My only regret is that after that National Theatre show I opted not to join the very long queue of people waiting to meet June and have their books signed. Perhaps I was just tired or feeling impatient but of course now I really wish I had stuck around as meeting June Whitfield would most definitely have been worth the wait. As we left the auditorium at the V&A almost a year ago now, I remember looking towards the stage and seeing June's tiny figure, still beautifully turned out and immaculate, surrounded by her daughter and some officials from the museum. Yes she was a little frail and at 92 you would expect that, but she still had the presence and warmth to captivate an audience that spanned the generations. I think that's how I'd like to remember our June. She was a trailblazer in comedy and she achieved this not by making grand gestures, by hash tagging across social media platforms or demonstrating outside of parliament. She achieved it just by being herself and doing what she knew. 

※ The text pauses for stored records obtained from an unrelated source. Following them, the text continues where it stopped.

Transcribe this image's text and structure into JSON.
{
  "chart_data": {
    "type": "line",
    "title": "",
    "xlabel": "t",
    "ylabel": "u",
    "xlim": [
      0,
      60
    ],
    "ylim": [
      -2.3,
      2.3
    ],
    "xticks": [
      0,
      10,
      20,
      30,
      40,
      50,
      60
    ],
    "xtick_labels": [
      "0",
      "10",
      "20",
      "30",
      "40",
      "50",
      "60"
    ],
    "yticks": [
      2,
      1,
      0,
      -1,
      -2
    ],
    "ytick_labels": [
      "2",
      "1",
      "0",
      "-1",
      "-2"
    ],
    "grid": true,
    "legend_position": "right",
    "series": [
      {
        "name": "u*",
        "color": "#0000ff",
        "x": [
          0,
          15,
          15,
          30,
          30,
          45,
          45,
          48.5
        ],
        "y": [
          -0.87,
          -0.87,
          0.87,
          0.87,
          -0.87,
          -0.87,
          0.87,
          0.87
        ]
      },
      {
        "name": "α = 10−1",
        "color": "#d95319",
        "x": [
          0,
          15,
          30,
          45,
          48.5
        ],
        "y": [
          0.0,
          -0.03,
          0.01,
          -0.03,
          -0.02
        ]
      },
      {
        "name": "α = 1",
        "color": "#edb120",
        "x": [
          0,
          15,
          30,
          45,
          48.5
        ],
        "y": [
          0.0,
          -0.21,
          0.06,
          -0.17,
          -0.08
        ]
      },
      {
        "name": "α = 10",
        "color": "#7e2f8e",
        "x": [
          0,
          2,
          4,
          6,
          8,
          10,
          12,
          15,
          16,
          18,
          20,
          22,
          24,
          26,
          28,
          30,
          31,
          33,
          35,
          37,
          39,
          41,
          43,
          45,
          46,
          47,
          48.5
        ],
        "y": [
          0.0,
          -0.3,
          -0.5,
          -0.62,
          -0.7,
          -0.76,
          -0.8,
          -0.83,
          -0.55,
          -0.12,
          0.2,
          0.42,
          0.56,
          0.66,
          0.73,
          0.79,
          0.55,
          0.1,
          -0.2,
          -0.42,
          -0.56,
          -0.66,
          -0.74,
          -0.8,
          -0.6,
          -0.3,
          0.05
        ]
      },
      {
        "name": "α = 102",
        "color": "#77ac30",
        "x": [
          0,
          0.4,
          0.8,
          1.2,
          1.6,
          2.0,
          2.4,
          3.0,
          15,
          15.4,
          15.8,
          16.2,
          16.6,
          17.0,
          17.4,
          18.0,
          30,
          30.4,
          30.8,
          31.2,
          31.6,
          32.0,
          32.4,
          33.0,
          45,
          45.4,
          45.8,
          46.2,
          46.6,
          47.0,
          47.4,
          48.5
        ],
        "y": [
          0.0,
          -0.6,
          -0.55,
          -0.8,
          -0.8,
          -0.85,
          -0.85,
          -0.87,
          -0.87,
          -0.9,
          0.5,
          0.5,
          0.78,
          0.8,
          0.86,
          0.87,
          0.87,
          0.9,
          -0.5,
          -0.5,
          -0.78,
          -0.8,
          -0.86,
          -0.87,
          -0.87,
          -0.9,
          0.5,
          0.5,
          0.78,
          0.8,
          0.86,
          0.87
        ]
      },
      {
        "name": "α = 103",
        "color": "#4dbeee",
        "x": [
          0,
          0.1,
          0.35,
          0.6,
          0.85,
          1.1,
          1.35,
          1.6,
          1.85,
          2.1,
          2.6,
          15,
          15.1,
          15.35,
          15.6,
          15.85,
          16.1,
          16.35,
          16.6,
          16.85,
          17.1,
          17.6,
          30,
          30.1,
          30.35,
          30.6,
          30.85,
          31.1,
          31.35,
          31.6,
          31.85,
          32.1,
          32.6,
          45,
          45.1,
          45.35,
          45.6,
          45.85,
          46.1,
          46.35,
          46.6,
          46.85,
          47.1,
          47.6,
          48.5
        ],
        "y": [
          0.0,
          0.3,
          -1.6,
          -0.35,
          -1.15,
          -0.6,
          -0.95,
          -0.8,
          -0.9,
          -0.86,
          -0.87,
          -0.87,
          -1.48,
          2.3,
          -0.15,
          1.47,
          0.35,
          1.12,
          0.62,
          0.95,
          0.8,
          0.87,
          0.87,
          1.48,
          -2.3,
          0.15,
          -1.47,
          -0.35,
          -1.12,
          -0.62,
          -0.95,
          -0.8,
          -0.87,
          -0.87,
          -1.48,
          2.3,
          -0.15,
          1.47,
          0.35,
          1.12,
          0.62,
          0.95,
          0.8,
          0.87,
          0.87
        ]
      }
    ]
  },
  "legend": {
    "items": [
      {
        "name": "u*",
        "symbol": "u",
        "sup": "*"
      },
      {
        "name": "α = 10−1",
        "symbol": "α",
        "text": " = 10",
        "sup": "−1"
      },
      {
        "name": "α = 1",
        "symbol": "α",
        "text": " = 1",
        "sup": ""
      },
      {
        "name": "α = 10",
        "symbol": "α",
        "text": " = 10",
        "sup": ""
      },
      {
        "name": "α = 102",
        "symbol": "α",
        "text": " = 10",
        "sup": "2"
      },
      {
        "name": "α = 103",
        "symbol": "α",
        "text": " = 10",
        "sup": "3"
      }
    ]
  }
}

Last night I watched a couple of journalists discussing June's passing on BBC News. Describing her autobiography 'And June Whitfield' the man seemed to believe it was a rather spiky reference to the fact June was rarely the star and always the support to a male comedian. To assume this was to misjudge the woman June was. She herself maintained she gave her book that title because she was happiest playing second fiddle - after all if the show failed it would be the star who would carry the bad reviews. June enjoyed a long-lasting career which went on and on after many of her male co-stars had retired, fallen out of fashion or left this world. June never fell out of fashion. Each new generation loved what she did and what she brought to comedy shows old and new.



The expression 'end of an era' is often over used but in reality the passing of Dame June Whitfield is exactly that.